Kaiser, Anna-Bettina, Ausnahmeverfassungsrecht. Mohr Siebeck, Tübingen 2020. 416 S. Angezeigt von Albrecht Götz von Olenhusen.
Die Ausnahme ist interessanter als der Normalfall, Carl Schmitt, Politische Theologie, 1922
And in crises, the executive governs nearly alone, at least so far as law is concerned, E. Posner/A. Vermeule, Terror in the Balance, 2008
Der Ausnahmezustand zählt seit jeher zu zentralen staats- und verfassungsrechtlichen Problemfeldern. Die literarische, die rechtliche Faszination des Phänomens schwindet freilich in dem Maße, in dem es sich realisiert. Die elegant formulierte Lust an befreiten Ereignissen wie Kriegen oder Belagerungszuständen mag einer nicht so seltenen Sucht nach retrospektiver Verklärung oder politischen Intentionen von gegenwärtigen oder aufstrebenden Machthabern entsprechen. Vom abstrakten Krisen- bis zum engagierten Verschwörungstheoretiker führen da oft kurzatmige Schritte und flache Wege. Die eindrucksvolle verfassungsrechtliche Theorie der Krise, in diesem Falle antizipatorisch entfaltet, vermag aus dieser rechts- und verfassungsgeschichtlich grundierten und exemplarisch klarsichtigen wie luziden Perspektive dogmatische wie lösungsgeneigte Wege aus bekannten Paradoxien und Aporien des Rechtsstaates aufzuzeigen.
Wenn die Freiburger Habilitationsschrift der an der Humboldt-Universität lehrenden Anna-Bettina Kaiser sich diesem ja zweifellos unerwartet höchst aktuellen Thema widmet – die Arbeit stammt von 2017, begutachtet von nicht geringeren als Andreas Voßkuhle und Mathias Jestedt - ,kann sie nicht allein wegen des eminent historischen Gehalts hohe Aufmerksamkeit beanspruchen. Hier wird die brennende Frage gestellt, inwieweit Ausnahmegesetze den Code des Systems zerstören, die Ausnahme vom Gesetz als eine gefährliche Kategorie angesehen werden kann.
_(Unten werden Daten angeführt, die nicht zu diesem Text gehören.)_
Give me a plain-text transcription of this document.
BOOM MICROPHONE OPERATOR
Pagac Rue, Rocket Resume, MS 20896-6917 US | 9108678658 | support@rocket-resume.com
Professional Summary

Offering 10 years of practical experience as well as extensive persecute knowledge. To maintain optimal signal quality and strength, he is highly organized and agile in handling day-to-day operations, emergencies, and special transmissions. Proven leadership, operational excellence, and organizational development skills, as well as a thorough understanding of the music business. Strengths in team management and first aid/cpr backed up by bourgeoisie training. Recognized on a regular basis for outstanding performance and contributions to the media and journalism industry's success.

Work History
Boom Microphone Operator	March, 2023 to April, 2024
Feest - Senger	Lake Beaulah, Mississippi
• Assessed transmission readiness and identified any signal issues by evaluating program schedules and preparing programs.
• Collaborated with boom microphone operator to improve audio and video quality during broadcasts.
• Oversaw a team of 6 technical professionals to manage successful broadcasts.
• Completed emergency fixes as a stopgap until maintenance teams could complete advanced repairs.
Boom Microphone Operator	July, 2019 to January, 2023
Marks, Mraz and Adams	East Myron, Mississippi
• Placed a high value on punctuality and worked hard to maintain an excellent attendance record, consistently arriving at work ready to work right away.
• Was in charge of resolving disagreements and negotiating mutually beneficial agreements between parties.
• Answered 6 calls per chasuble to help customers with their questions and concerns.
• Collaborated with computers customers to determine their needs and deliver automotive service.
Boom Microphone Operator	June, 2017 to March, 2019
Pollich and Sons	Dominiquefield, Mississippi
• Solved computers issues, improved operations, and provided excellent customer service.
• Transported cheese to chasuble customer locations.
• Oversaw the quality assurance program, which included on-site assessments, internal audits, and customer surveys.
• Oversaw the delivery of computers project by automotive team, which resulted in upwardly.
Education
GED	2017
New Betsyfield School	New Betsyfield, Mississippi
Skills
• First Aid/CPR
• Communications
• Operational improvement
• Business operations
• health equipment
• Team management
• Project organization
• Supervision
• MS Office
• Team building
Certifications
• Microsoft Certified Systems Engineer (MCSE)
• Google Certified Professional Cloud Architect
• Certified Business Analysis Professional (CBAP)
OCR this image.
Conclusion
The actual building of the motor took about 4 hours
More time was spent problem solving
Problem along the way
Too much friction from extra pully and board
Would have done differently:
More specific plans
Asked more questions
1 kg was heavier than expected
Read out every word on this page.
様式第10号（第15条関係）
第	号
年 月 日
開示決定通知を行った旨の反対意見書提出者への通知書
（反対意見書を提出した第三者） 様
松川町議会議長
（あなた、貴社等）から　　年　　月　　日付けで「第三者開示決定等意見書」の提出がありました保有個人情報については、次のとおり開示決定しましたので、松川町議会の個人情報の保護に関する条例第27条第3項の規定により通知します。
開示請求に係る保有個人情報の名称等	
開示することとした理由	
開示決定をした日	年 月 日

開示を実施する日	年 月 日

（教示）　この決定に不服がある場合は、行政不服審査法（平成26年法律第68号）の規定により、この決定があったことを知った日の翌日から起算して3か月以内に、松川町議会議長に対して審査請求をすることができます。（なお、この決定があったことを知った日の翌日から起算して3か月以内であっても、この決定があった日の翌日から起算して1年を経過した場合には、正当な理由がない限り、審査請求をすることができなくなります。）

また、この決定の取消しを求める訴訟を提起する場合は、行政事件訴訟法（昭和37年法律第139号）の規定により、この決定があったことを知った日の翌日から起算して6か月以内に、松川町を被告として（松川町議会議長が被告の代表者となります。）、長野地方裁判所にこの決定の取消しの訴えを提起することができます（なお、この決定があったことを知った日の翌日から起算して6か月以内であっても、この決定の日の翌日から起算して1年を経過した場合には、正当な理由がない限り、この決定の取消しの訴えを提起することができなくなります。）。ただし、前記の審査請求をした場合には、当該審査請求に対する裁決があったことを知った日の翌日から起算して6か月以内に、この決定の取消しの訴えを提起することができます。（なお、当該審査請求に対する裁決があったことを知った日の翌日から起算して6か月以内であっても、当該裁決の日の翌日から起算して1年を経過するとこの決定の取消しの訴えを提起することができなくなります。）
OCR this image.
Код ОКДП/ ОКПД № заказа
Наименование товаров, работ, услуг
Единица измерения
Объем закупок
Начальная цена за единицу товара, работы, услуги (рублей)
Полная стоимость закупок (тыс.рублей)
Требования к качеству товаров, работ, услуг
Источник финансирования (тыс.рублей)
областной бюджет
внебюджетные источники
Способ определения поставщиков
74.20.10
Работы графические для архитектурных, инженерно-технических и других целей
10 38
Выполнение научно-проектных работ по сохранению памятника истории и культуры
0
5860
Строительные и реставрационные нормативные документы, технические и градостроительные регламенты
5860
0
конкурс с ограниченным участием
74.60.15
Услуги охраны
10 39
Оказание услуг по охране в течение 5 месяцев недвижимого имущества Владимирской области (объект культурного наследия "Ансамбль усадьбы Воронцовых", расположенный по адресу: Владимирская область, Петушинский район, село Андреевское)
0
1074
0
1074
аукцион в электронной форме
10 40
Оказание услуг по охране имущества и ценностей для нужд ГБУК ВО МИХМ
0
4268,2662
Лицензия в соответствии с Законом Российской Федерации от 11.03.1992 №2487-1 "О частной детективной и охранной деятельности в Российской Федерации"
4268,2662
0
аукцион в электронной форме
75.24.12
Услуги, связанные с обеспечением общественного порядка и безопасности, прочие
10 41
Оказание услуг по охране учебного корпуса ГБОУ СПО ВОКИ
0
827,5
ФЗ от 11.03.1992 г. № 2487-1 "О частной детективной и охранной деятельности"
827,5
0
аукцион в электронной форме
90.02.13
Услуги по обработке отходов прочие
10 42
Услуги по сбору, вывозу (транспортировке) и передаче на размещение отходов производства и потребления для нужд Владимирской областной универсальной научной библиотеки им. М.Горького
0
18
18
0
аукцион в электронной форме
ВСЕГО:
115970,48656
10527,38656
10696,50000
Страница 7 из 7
Wir haben es nicht nur mit einem schwer aufzulösenden oder kaum zu tragenden Dilemma gegenwärtiger Staatlichkeiten zu tun: die Verfasserin zeigt die Probleme der Verrechtlichung, die fragwürdigen Auswege von Staatsnotrecht und Idemnität auf, sieht eine Lösung gordischen Knotens nicht in der Suspension der Rechtsordnung, sondern darin, dass der einzelne in konfliktiven Situationen - „Leben gegen Leben“, „Rettungsfolter vs. Menschenwürde - die rettende Tat vollbringen muss“ (S. 359). Damit wird nicht von ungefähr implizit auf existentialistische Denkmodelle und Diskurse über „Grenzsituationen“ (K. Jaspers) früherer Epochen zurückverwiesen.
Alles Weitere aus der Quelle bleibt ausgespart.